Broadly speaking regulation can be defined as done by OECD see Khemani and Shapiro (1993):
Regulation is broadly defined as imposition of rules by government, backed by the use of penalties that are intended specifically to modify the economic behaviour of individuals and firms in the private sector.
This is broad definition that includes anything from price controls via regulations on export/imports to antitrust laws.
Research shows that inclusive institutions which include things that would very well fall under the label regulation like antitrust laws, laws that enforce competition, prevent firms from creating barriers to entry and so forth do promote economic growth (see Acemoglu 2008, Acemoglu & Robinson 2000a, 2000b, 2001, 2006, 2008; Olson 1984, Bates 1981, 1983, 1989 and sources cited therein*).

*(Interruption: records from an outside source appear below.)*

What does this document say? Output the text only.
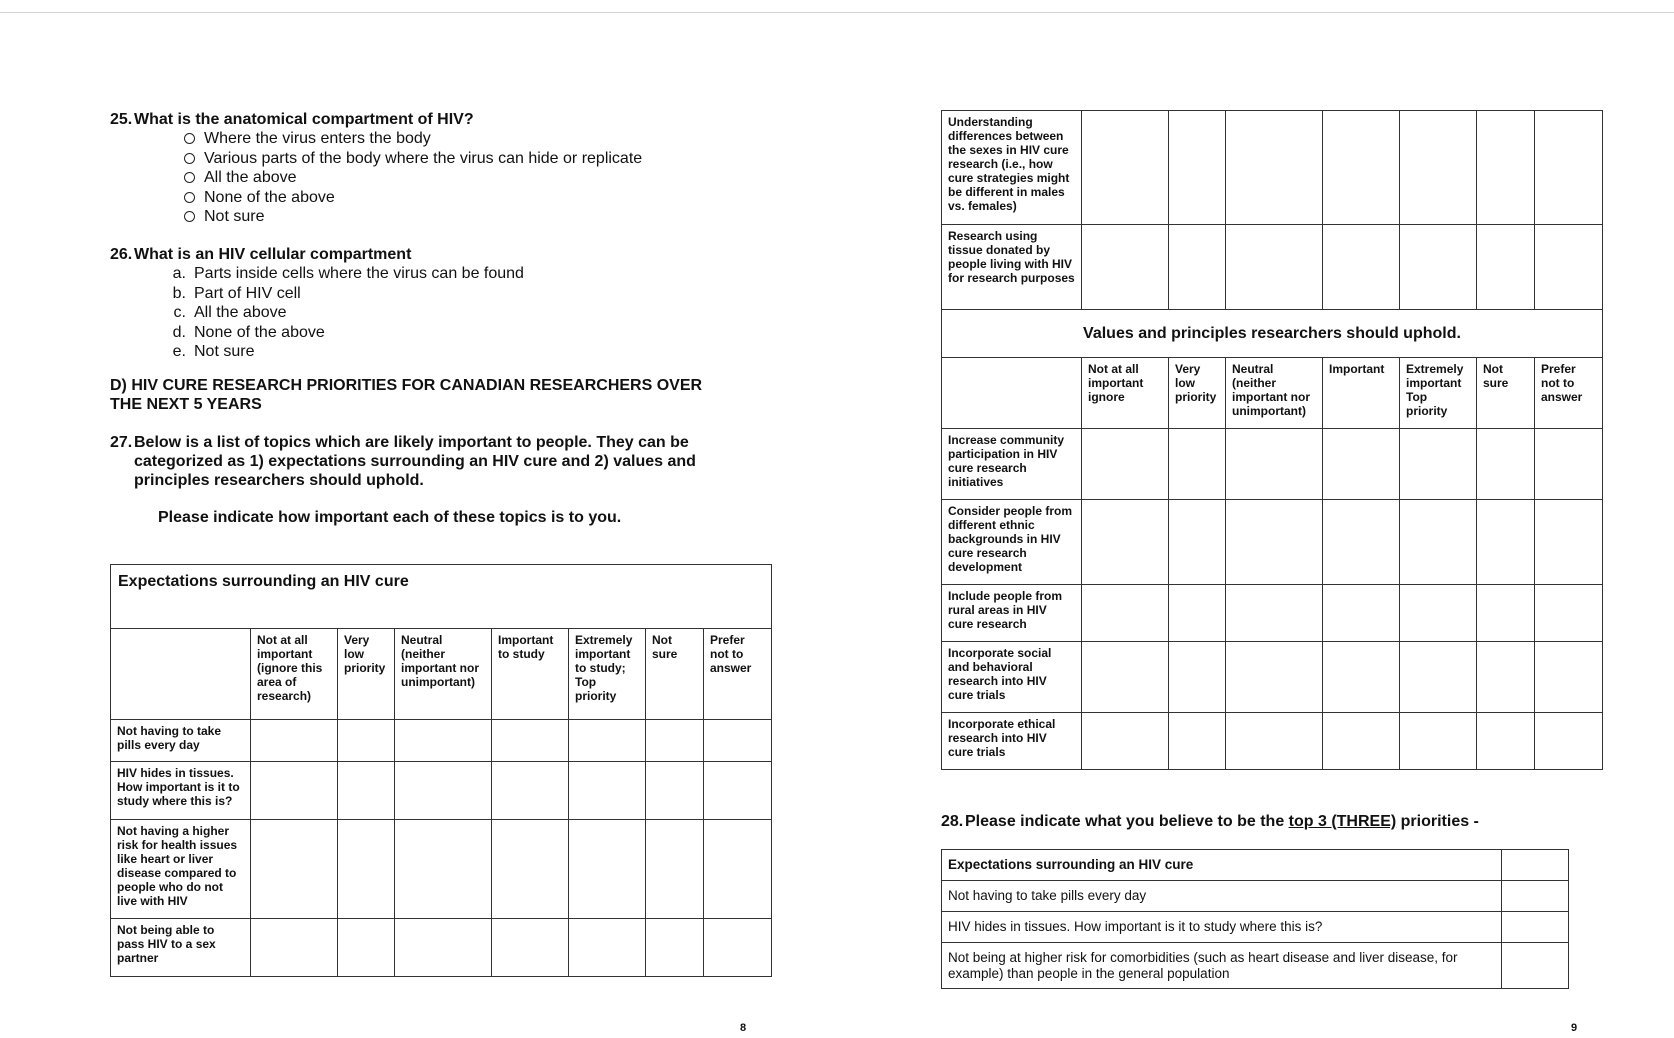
25. What is the anatomical compartment of HIV?
Where the virus enters the body
Various parts of the body where the virus can hide or replicate
All the above
None of the above
Not sure
26. What is an HIV cellular compartment
a. Parts inside cells where the virus can be found
b. Part of HIV cell
c. All the above
d. None of the above
e. Not sure
D) HIV CURE RESEARCH PRIORITIES FOR CANADIAN RESEARCHERS OVER
THE NEXT 5 YEARS
27. Below is a list of topics which are likely important to people. They can be
categorized as 1) expectations surrounding an HIV cure and 2) values and
principles researchers should uphold.
Please indicate how important each of these topics is to you.
Expectations surrounding an HIV cure							
	Not at all important (ignore this area of research)	Very low priority	Neutral (neither important nor unimportant)	Important to study	Extremely important to study; Top priority	Not sure	Prefer not to answer
Not having to take pills every day							
HIV hides in tissues. How important is it to study where this is?							
Not having a higher risk for health issues like heart or liver disease compared to people who do not live with HIV							
Not being able to pass HIV to a sex partner							
Understanding differences between the sexes in HIV cure research (i.e., how cure strategies might be different in males vs. females)							
Research using tissue donated by people living with HIV for research purposes							
Values and principles researchers should uphold.							
	Not at all important ignore	Very low priority	Neutral (neither important nor unimportant)	Important	Extremely important Top priority	Not sure	Prefer not to answer
Increase community participation in HIV cure research initiatives							
Consider people from different ethnic backgrounds in HIV cure research development							
Include people from rural areas in HIV cure research							
Incorporate social and behavioral research into HIV cure trials							
Incorporate ethical research into HIV cure trials							
28. Please indicate what you believe to be the top 3 (THREE) priorities -
Expectations surrounding an HIV cure	
Not having to take pills every day	
HIV hides in tissues. How important is it to study where this is?	
Not being at higher risk for comorbidities (such as heart disease and liver disease, for example) than people in the general population	
8	9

On the other hand extractive institutions, such as government grants of monopolies, restrictions on who or what classes of people can participate in labor market (e.g. like many apartheid regulations that restricted blacks form some professions) many of which again would fall under the label of regulation, tend to depress growth (see the same sources as above).
So growth is neither retarded or supported by 'heavy regulation' per se, it all depends what sort of regulation we are talking about. Regulation that fixes market failures, promotes openness and competition generally supports growth whereas regulation that creates market failures, closes economy and favors concentration generally retards growth.
An important caveat is that under a more narrow definitions of regulation such as the definition used by Breyer et al (2016):
governmental actions to control price, sale and production decisions of firms in an avowed effort to prevent private decision-making
which is more narrow the answer might change as literature is less kind to price controls and command and control regulations, but still the answer would depend on what sort of regulation are we talking about.
In literature, the focus is not really on how 'heavy' regulation is, but on regulation quality. For example, Jalilian et al (2007) show that developing countries with higher regulatory quality grow faster, where regulatory quality is defined as "burden on business via quantitative regulations, price controls, and other interventions in the economy" (where more burden means lower quality - but burden is not the same as having many regulations as one can implement large quantity of well designed regulations that jointly might have smaller burden than few very badly designed regulations).
* Note this research is also summarised in Acemoglu & Robinson: Why Nations Fail? which is book that is written in a way that is more accessible to laymen readers than the papers mentioned above).